On Declan's next interdimensional visit to Cashel- Padraig no longer remarked on the fact that he appeared suddenly out of the darkness on foot and departed in the same fashion-Sinead warned him that she was nearing her time and would not be able to fly him there again until it was all over. But it transpired that Padraig's cousin, after an initial lack of success throughout Roman Britain, was reporting serious interest in the Aztec treasures from their own Hibernian Kingdom of Dalriada that was being led by an unobtrusive court advisor and diplomat called Brian O'Rahailley, but that the transaction was not expected to be completed until the late spring. Padraig, who seemed unusually knowledgeable about such matters for a tailor, listed the strategic and tactical advantages of fighting a war in the summer. Declan received the news with happiness and relief because it meant that he would be close to Sinead when she needed his reassurance most.
But when the time came, he was terrified rather than happy because she wanted more from him than spoken reassurances.
"Listen closely to me, Declan," she said in a voice that was firm and impatient between her increasingly frequent gasps of pain, "and stop shaking as if you had an ague. We cannot bring another woman in here even if I would trust myself to a local midwife, which I would not. But you are level-headed, have steady hands, and are not afraid of the sight of blood, all of which you proved when we took off the leg of Tomas the helmsman. This will be much easier for you, so stop shaking your head." A grimace of pain tightened her mouth for a moment before she turned it into a smile and said, "After all, you are only helping to take out what you already put in, so just follow my directions and we will both be all right…"

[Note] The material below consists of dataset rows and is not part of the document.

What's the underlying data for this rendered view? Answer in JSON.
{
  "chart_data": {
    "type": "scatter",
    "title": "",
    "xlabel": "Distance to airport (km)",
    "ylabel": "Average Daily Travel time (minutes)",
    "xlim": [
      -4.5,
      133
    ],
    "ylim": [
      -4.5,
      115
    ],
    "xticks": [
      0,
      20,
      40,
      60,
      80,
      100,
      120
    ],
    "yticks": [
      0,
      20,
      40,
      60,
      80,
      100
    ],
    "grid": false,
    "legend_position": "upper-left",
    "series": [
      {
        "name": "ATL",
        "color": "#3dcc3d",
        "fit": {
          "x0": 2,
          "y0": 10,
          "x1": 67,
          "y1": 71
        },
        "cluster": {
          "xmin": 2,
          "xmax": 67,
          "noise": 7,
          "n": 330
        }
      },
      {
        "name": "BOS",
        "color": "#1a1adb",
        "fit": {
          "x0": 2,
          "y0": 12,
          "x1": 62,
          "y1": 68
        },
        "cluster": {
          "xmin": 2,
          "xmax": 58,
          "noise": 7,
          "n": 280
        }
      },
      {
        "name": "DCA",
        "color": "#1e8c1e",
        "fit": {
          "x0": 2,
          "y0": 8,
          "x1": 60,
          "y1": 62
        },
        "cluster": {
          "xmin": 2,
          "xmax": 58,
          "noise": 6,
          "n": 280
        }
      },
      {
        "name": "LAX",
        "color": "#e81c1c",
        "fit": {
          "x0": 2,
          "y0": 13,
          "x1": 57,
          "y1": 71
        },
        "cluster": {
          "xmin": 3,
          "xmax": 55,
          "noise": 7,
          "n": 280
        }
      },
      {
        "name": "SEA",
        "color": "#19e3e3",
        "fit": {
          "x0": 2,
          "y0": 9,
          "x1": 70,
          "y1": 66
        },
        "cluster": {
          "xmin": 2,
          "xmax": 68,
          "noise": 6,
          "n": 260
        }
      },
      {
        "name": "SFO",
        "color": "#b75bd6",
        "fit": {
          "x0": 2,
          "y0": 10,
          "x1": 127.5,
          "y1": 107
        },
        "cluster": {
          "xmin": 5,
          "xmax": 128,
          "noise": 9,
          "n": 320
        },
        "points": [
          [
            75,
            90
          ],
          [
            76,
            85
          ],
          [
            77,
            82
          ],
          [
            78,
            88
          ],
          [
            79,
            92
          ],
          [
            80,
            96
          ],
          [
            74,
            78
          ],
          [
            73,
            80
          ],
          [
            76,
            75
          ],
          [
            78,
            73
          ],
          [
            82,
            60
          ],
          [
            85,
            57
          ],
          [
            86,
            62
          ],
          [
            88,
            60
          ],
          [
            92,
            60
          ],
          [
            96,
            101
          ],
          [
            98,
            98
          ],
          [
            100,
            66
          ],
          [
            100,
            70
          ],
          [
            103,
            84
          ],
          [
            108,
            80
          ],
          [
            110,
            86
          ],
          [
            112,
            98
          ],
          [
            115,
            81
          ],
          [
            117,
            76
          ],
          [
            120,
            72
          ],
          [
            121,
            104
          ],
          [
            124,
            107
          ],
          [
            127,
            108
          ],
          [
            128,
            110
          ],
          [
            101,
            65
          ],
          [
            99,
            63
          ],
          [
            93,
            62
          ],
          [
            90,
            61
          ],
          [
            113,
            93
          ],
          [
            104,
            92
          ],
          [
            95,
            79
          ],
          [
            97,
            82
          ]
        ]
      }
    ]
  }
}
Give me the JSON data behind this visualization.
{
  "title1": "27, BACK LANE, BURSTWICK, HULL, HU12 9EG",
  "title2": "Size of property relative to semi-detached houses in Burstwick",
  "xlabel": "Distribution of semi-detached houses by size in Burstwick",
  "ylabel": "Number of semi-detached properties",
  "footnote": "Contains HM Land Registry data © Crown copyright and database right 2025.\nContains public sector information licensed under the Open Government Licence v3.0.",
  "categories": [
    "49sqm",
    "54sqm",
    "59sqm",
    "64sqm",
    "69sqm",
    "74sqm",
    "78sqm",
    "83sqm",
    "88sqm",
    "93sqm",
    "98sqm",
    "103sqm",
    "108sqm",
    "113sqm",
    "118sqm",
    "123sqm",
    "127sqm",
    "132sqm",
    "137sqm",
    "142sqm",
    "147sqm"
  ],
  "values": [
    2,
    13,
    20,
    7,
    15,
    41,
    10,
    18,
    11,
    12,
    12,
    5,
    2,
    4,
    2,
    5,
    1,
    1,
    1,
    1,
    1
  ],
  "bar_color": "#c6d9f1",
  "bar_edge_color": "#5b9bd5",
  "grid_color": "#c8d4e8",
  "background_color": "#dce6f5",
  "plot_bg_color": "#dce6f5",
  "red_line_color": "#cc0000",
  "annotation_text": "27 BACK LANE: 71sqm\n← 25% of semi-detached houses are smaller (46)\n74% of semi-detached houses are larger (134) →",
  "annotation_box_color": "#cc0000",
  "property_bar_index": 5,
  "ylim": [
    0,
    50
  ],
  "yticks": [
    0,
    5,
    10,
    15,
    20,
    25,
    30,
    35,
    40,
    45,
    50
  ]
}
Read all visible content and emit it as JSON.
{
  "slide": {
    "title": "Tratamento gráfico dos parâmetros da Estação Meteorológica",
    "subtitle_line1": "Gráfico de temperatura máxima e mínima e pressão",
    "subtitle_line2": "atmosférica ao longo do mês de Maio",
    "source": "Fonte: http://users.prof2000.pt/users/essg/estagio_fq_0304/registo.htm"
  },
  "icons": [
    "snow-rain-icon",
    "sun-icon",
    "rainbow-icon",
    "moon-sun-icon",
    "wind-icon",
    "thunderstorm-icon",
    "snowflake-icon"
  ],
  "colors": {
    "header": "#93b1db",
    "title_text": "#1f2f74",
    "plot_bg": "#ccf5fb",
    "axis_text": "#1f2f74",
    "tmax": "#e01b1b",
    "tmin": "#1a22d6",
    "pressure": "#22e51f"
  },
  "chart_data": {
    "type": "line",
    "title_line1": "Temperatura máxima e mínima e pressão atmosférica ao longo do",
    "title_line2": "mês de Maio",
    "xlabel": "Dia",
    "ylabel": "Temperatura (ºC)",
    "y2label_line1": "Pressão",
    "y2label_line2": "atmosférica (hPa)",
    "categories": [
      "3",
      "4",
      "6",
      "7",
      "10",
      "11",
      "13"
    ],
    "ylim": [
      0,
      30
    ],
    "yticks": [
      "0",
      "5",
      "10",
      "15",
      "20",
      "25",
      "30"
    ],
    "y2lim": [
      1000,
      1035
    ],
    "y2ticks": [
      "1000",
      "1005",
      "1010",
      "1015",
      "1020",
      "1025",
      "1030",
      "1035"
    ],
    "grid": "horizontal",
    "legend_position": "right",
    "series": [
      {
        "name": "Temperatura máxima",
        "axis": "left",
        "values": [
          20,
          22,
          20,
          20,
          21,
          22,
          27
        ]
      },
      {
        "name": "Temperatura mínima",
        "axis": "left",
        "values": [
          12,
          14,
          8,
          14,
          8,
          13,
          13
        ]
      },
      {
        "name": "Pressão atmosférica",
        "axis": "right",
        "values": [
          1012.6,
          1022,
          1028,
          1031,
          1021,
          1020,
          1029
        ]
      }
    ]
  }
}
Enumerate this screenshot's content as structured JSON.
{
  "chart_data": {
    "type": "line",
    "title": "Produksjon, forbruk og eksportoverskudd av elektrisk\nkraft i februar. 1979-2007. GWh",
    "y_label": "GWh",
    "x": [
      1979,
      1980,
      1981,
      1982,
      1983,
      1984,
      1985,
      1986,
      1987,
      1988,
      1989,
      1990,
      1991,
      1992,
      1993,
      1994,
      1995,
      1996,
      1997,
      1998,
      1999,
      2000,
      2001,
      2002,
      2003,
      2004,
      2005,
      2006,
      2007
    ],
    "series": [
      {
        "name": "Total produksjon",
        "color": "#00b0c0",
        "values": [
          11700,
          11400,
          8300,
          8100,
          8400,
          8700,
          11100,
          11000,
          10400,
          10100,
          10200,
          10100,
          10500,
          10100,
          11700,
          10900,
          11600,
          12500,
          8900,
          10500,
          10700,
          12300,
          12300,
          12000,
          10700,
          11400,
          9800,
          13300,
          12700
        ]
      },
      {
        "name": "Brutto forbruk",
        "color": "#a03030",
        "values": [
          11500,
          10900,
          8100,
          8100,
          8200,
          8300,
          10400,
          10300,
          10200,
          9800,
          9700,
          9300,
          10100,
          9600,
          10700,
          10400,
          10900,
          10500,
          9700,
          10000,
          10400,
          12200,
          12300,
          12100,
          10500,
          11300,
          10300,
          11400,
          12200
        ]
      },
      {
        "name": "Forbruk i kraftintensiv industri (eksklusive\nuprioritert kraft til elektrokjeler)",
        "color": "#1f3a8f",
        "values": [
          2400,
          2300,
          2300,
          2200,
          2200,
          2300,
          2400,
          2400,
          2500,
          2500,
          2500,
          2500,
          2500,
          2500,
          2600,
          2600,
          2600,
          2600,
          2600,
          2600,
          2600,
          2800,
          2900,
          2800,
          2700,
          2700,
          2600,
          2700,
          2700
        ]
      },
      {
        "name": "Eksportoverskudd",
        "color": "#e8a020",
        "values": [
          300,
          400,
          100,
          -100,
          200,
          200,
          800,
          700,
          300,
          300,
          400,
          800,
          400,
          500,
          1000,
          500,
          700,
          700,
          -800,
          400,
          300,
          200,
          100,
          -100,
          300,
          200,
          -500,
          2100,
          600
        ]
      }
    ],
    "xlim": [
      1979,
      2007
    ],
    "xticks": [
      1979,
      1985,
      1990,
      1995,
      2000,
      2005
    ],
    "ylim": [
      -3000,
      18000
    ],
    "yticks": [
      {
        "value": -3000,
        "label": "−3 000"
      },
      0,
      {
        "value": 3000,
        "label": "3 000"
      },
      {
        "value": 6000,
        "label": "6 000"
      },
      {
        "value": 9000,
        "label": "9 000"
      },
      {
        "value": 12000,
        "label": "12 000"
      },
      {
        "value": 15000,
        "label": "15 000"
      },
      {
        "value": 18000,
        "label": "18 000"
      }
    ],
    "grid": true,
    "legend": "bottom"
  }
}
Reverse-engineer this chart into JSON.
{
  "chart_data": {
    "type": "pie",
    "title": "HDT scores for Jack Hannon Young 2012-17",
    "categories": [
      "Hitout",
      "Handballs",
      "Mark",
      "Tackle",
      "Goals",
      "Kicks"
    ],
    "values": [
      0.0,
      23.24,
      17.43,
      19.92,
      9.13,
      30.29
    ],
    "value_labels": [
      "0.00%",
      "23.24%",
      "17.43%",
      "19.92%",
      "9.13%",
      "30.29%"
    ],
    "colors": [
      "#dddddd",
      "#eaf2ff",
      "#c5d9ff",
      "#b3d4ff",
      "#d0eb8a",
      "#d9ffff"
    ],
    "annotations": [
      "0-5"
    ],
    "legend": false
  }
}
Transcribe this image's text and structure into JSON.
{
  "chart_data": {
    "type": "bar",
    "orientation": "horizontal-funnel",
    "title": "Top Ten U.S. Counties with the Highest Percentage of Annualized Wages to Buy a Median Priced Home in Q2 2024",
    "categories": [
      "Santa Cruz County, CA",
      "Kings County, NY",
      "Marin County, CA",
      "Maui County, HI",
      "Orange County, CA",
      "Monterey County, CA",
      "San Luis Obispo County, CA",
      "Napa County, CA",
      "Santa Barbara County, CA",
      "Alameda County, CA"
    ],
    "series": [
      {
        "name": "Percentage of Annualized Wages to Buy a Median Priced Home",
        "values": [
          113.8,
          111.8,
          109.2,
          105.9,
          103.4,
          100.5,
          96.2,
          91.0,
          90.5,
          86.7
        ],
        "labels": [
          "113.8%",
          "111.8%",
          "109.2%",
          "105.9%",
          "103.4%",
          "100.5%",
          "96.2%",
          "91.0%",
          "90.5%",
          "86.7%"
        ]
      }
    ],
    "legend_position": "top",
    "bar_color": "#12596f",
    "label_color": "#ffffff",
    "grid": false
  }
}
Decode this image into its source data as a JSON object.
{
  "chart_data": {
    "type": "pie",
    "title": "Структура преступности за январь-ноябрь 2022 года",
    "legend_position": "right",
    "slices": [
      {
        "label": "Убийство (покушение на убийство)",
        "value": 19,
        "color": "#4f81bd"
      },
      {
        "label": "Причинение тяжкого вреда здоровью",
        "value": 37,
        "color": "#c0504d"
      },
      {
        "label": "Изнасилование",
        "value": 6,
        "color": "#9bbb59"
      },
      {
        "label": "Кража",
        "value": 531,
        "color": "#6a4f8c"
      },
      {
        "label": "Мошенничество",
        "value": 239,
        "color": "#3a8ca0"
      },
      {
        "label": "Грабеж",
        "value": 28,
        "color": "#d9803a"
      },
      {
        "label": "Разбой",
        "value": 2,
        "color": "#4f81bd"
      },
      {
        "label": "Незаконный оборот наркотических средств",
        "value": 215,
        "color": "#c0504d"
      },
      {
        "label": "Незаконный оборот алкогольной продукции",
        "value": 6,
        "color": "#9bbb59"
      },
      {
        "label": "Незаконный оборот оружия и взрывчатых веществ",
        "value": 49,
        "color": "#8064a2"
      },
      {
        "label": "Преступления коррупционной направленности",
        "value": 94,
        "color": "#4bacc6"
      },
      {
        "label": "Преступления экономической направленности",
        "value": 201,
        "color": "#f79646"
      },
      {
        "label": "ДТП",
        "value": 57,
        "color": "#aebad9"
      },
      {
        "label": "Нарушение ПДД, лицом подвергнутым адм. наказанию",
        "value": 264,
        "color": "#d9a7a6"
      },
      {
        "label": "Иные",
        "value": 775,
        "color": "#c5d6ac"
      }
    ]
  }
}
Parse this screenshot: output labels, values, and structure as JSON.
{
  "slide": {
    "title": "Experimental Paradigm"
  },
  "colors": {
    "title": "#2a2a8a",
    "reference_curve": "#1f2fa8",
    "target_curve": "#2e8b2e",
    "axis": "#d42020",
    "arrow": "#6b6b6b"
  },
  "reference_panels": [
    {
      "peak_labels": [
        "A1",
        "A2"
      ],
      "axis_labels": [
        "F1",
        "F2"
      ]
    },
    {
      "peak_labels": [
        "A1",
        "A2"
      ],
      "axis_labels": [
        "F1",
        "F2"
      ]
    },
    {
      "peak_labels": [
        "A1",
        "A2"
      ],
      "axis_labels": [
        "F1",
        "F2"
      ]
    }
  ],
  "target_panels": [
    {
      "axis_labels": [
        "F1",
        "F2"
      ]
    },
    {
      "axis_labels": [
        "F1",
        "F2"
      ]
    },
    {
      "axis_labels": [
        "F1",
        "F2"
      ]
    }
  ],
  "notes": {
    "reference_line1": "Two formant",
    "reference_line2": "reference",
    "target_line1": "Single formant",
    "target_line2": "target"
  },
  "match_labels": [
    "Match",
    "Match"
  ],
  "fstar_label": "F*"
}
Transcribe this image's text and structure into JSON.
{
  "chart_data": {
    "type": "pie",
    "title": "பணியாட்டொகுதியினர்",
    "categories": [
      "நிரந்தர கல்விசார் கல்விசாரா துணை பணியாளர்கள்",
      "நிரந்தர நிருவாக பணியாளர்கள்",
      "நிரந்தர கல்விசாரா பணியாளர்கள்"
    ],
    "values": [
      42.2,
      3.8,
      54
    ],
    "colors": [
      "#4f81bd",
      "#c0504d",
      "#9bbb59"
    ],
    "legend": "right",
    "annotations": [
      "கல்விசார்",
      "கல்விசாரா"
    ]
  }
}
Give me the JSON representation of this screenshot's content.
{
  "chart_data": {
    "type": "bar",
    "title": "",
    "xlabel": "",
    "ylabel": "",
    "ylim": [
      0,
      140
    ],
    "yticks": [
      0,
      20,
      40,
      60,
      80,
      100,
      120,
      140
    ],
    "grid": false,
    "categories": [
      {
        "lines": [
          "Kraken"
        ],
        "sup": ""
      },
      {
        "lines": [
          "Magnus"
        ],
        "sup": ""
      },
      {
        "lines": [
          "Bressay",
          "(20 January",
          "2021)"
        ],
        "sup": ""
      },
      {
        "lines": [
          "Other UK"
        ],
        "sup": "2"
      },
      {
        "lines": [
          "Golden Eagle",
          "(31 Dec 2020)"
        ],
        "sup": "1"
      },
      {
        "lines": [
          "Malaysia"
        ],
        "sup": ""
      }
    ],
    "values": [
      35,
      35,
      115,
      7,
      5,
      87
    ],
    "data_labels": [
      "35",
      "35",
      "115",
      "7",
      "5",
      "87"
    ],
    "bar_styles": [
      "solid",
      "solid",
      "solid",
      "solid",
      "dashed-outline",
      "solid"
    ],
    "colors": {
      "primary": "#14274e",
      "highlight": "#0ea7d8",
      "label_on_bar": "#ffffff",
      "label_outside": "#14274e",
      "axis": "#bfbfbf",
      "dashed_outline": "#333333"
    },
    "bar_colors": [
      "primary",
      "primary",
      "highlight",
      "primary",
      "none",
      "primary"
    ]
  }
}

She continued to give directions, not only during the double birth itself but for cutting and tying off both umbilical cords and slapping the newborns' bottoms until they cleared the fluid from their lungs with thin wails of protest, and for removing the afterbirth. Again at her direction, Declan and the old man gently washed the blood from the infants' bodies, and the boy, who was in Ma'el's arms, began crying again until a thin, Taelon fingertip was placed gently in his mouth and he sucked at it and was quiet. Declan placed the girl on Sinead's breast, and Ma'el, his eyes seeming to be larger and softer than usual, did the same with the boy before they tucked a warm blanket around all three of them.
Declan looked down at Sinead, unable to find any words that would convey what he was feeling while she looked up at him. Never before had he seen a woman look so pleased and proud of herself.
'They're very hungry," she said finally. "I'm fortunate that there weren't more than two of them."